I’ve spend a lot of time on social media, reading blogs and interacting in numerous ways with colleagues all over the world. This has been the most professionally rewarding time of my career and I definitely learn something new every single day. Inevitably, the subject of school reform is a recurring theme in my social media circles. The communication is lively and full of great ideas for ending the industrial model of education and moving to a model salient to 21st Century skills. It’s inspiring.
When I work with teachers and schools in the “real world,” I get a very far different view. Teachers are overwhelmed by the requirements of their job, especially the emphasis on standardized tests. The thought of completely changing what they do is terrifying and seemingly unrealistic. With their jobs on the line, determined by the test scores of children, teachers out in the trenches do not seem at all interested in school reform.

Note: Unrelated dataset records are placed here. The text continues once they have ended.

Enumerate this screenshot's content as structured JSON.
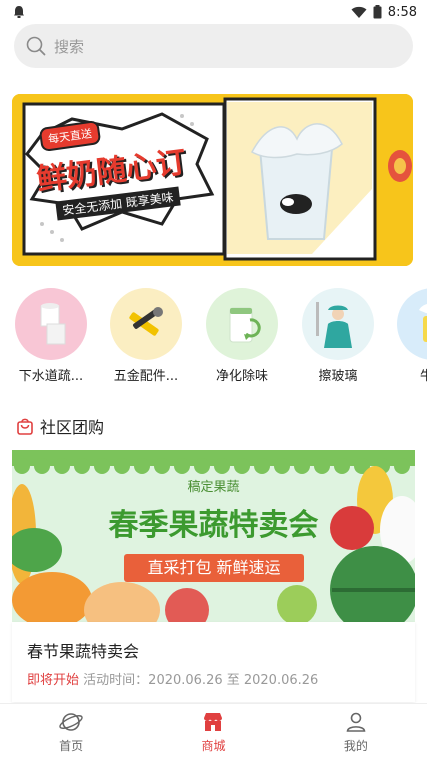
{
  "status_bar": {
    "time": "8:58",
    "icons": [
      "notification-icon",
      "wifi-icon",
      "battery-icon"
    ]
  },
  "search": {
    "placeholder": "搜索",
    "icon": "search-icon"
  },
  "banner": {
    "tag": "每天直送",
    "headline": "鲜奶随心订",
    "subline": "安全无添加 既享美味",
    "colors": {
      "background": "#f7c51b",
      "accent": "#e63b2e"
    }
  },
  "categories": [
    {
      "label": "下水道疏...",
      "icon": "pipe-icon"
    },
    {
      "label": "五金配件...",
      "icon": "hardware-tools-icon"
    },
    {
      "label": "净化除味",
      "icon": "air-purifier-icon"
    },
    {
      "label": "擦玻璃",
      "icon": "window-cleaner-icon"
    },
    {
      "label": "牛奶",
      "icon": "milk-icon"
    }
  ],
  "section": {
    "title": "社区团购",
    "icon": "shopping-bag-icon"
  },
  "promo": {
    "small_label": "稿定果蔬",
    "headline": "春季果蔬特卖会",
    "subline": "直采打包 新鲜速运"
  },
  "card": {
    "title": "春节果蔬特卖会",
    "status": "即将开始",
    "time_label": "活动时间：",
    "time_value": "2020.06.26 至 2020.06.26"
  },
  "bottom_nav": [
    {
      "label": "首页",
      "icon": "planet-icon",
      "active": false
    },
    {
      "label": "商城",
      "icon": "store-icon",
      "active": true
    },
    {
      "label": "我的",
      "icon": "user-icon",
      "active": false
    }
  ],
  "colors": {
    "primary": "#e04040",
    "text": "#222222",
    "muted": "#999999"
  }
}
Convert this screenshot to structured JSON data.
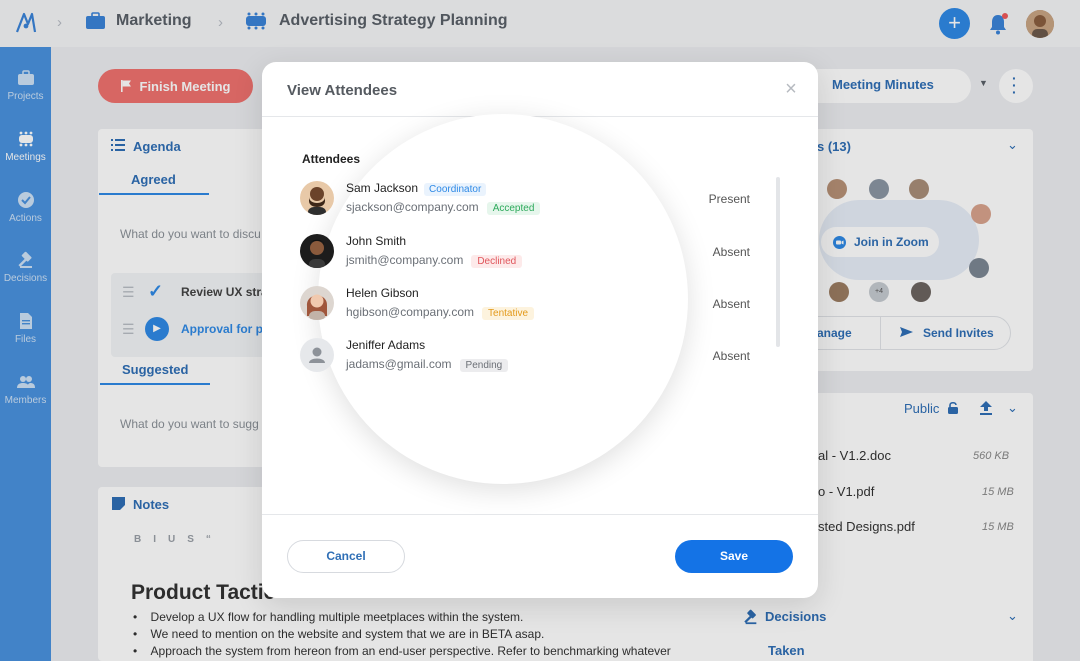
{
  "header": {
    "breadcrumbs": [
      "Marketing",
      "Advertising Strategy Planning"
    ]
  },
  "sidebar": {
    "items": [
      {
        "label": "Projects",
        "icon": "briefcase-icon"
      },
      {
        "label": "Meetings",
        "icon": "meeting-icon"
      },
      {
        "label": "Actions",
        "icon": "check-circle-icon"
      },
      {
        "label": "Decisions",
        "icon": "gavel-icon"
      },
      {
        "label": "Files",
        "icon": "file-icon"
      },
      {
        "label": "Members",
        "icon": "people-icon"
      }
    ]
  },
  "background": {
    "finish_meeting": "Finish Meeting",
    "agenda_title": "Agenda",
    "agreed_tab": "Agreed",
    "agenda_placeholder": "What do you want to discu",
    "agenda_item_1": "Review UX stra",
    "agenda_item_2": "Approval for pr",
    "suggested_tab": "Suggested",
    "suggest_placeholder": "What do you want to sugg",
    "notes_title": "Notes",
    "notes_heading": "Product Tactic",
    "notes_bullets": [
      "Develop a UX flow for handling multiple meetplaces within the system.",
      "We need to mention on the website and system that we are in BETA asap.",
      "Approach the system from hereon from an end-user perspective. Refer to benchmarking whatever"
    ],
    "meeting_minutes": "Meeting Minutes",
    "participants_title": "s (13)",
    "join_zoom": "Join in Zoom",
    "manage": "anage",
    "send_invites": "Send Invites",
    "files_visibility": "Public",
    "files": [
      {
        "name": "al - V1.2.doc",
        "size": "560 KB"
      },
      {
        "name": "o - V1.pdf",
        "size": "15 MB"
      },
      {
        "name": "sted Designs.pdf",
        "size": "15 MB"
      }
    ],
    "decisions_title": "Decisions",
    "taken_tab": "Taken"
  },
  "modal": {
    "title": "View Attendees",
    "section_label": "Attendees",
    "attendees": [
      {
        "name": "Sam Jackson",
        "role": "Coordinator",
        "email": "sjackson@company.com",
        "status": "Accepted",
        "presence": "Present"
      },
      {
        "name": "John Smith",
        "role": "",
        "email": "jsmith@company.com",
        "status": "Declined",
        "presence": "Absent"
      },
      {
        "name": "Helen Gibson",
        "role": "",
        "email": "hgibson@company.com",
        "status": "Tentative",
        "presence": "Absent"
      },
      {
        "name": "Jeniffer Adams",
        "role": "",
        "email": "jadams@gmail.com",
        "status": "Pending",
        "presence": "Absent"
      }
    ],
    "cancel_label": "Cancel",
    "save_label": "Save"
  },
  "colors": {
    "accent": "#1473e6",
    "sidebar": "#4a92df",
    "accepted": "#2eaa5c",
    "declined": "#e0555b",
    "tentative": "#e39a1b",
    "pending": "#6b6f76"
  }
}
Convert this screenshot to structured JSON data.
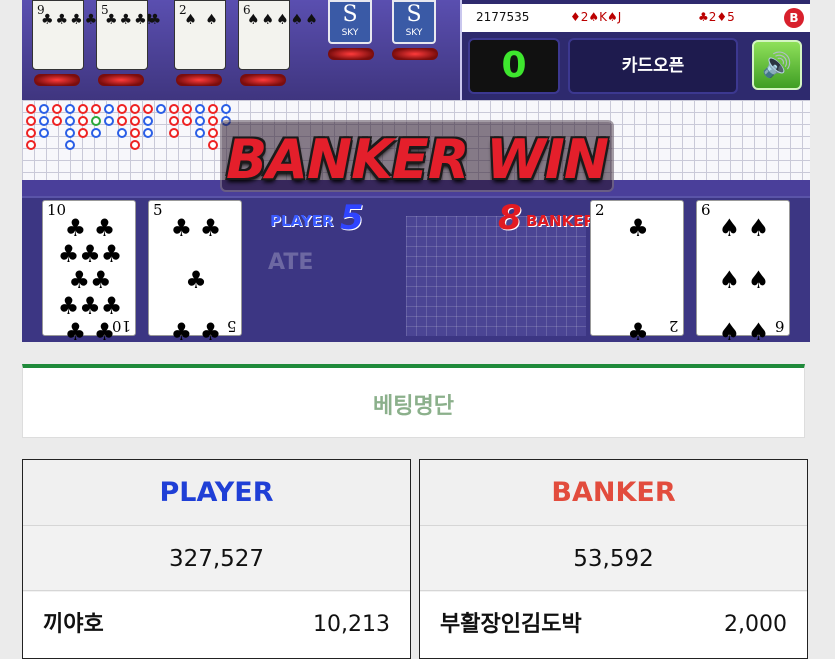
{
  "top_cards": [
    {
      "rank": "9",
      "pips": "♣♣♣♣♣♣♣♣"
    },
    {
      "rank": "5",
      "pips": "♣♣♣♣"
    },
    {
      "rank": "2",
      "pips": "♠  ♠"
    },
    {
      "rank": "6",
      "pips": "♠♠♠♠♠"
    }
  ],
  "card_backs": [
    {
      "logo": "S",
      "label": "SKY"
    },
    {
      "logo": "S",
      "label": "SKY"
    }
  ],
  "panel": {
    "round_id": "2177535",
    "player_hand": "♦2♠K♠J",
    "banker_hand": "♣2♦5",
    "badge": "B",
    "counter": "0",
    "open_button": "카드오픈",
    "sound_icon": "speaker-icon"
  },
  "result_banner": "BANKER WIN",
  "table": {
    "player_label": "PLAYER",
    "player_score": "5",
    "banker_score": "8",
    "banker_label": "BANKER",
    "faded_text": "ATE",
    "player_cards": [
      {
        "rank": "10",
        "suit": "♣",
        "pips": "♣ ♣\n♣♣♣\n♣♣\n♣♣♣\n♣ ♣"
      },
      {
        "rank": "5",
        "suit": "♣",
        "pips": "♣ ♣\n\n♣\n\n♣ ♣"
      }
    ],
    "banker_cards": [
      {
        "rank": "2",
        "suit": "♣",
        "pips": "♣\n\n\n\n♣"
      },
      {
        "rank": "6",
        "suit": "♠",
        "pips": "♠ ♠\n\n♠ ♠\n\n♠ ♠"
      }
    ]
  },
  "betting_list_title": "베팅명단",
  "columns": [
    {
      "title": "PLAYER",
      "color": "#1f3fd6",
      "total": "327,527",
      "entries": [
        {
          "name": "끼야호",
          "amount": "10,213"
        }
      ]
    },
    {
      "title": "BANKER",
      "color": "#e24c3d",
      "total": "53,592",
      "entries": [
        {
          "name": "부활장인김도박",
          "amount": "2,000"
        }
      ]
    }
  ],
  "colors": {
    "player": "#1f3fd6",
    "banker": "#e24c3d",
    "accent_green": "#1f8a3a"
  }
}
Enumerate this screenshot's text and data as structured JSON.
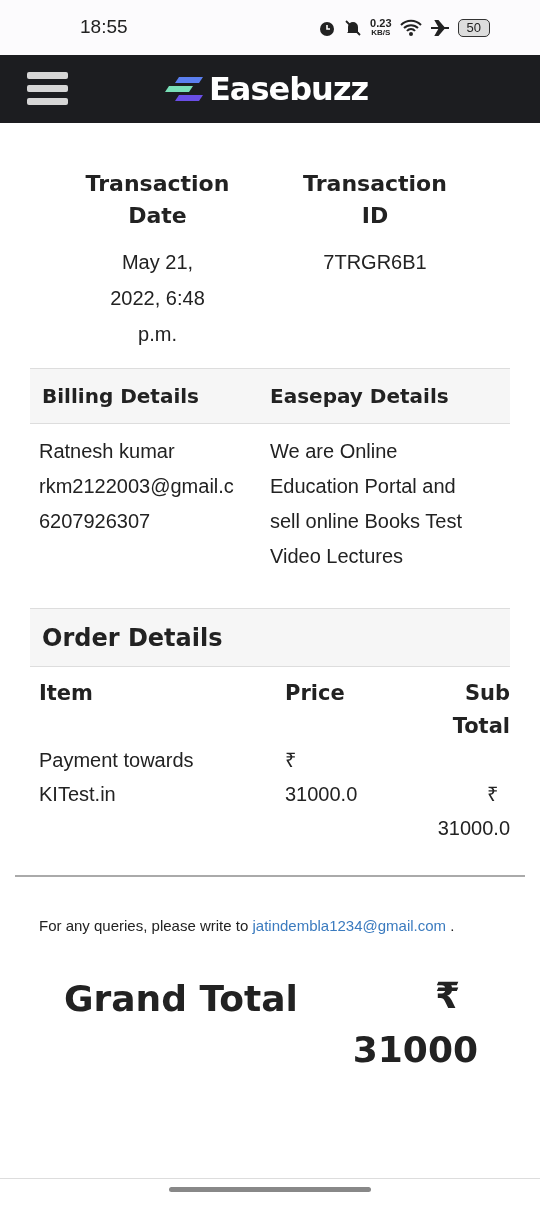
{
  "status_bar": {
    "time": "18:55",
    "net_speed": "0.23",
    "net_unit": "KB/S",
    "battery": "50"
  },
  "header": {
    "brand": "Easebuzz"
  },
  "transaction": {
    "columns": [
      "Transaction Date",
      "Transaction ID"
    ],
    "values": [
      "May 21, 2022, 6:48 p.m.",
      "7TRGR6B1"
    ]
  },
  "details": {
    "columns": [
      "Billing Details",
      "Easepay Details"
    ],
    "billing": [
      "Ratnesh kumar",
      "rkm2122003@gmail.c",
      "6207926307"
    ],
    "easepay": "We are Online Education Portal and sell online Books Test Video Lectures"
  },
  "order": {
    "title": "Order Details",
    "columns": [
      "Item",
      "Price",
      "Sub Total"
    ],
    "rows": [
      {
        "item": "Payment towards KITest.in",
        "price_currency": "₹",
        "price": "31000.0",
        "subtotal_currency": "₹",
        "subtotal": "31000.0"
      }
    ]
  },
  "queries": {
    "text": "For any queries, please write to",
    "email": "jatindembla1234@gmail.com",
    "end": "."
  },
  "grand_total": {
    "label": "Grand Total",
    "currency": "₹",
    "amount": "31000"
  }
}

Are we blogging and tweeting to the choir? I’m not here to answer the question; I am seriously asking, “Are we in an echo chamber?” In Karl Fisch’s excellent post, “The Myth of the Echo Chamber,” he describes why the echo chamber does not exist. I respect Karl tremendously but my own experiences highlight a disconnect between education reformers in the social mediasphere and the daily life in classrooms. It seems like a minority of teachers are highly motivated reformers and the majority are trying to survive crowded classrooms, slashed budgets and increased pressure from testing. This doesn’t mean teachers do not want reform…they’re just exhausted! If this is true, how to we end the echo chamber and bring everyone into the conversation. If you look at the image, how do we bring the majority of teachers out of the “deep” and into the ed-reform conversation?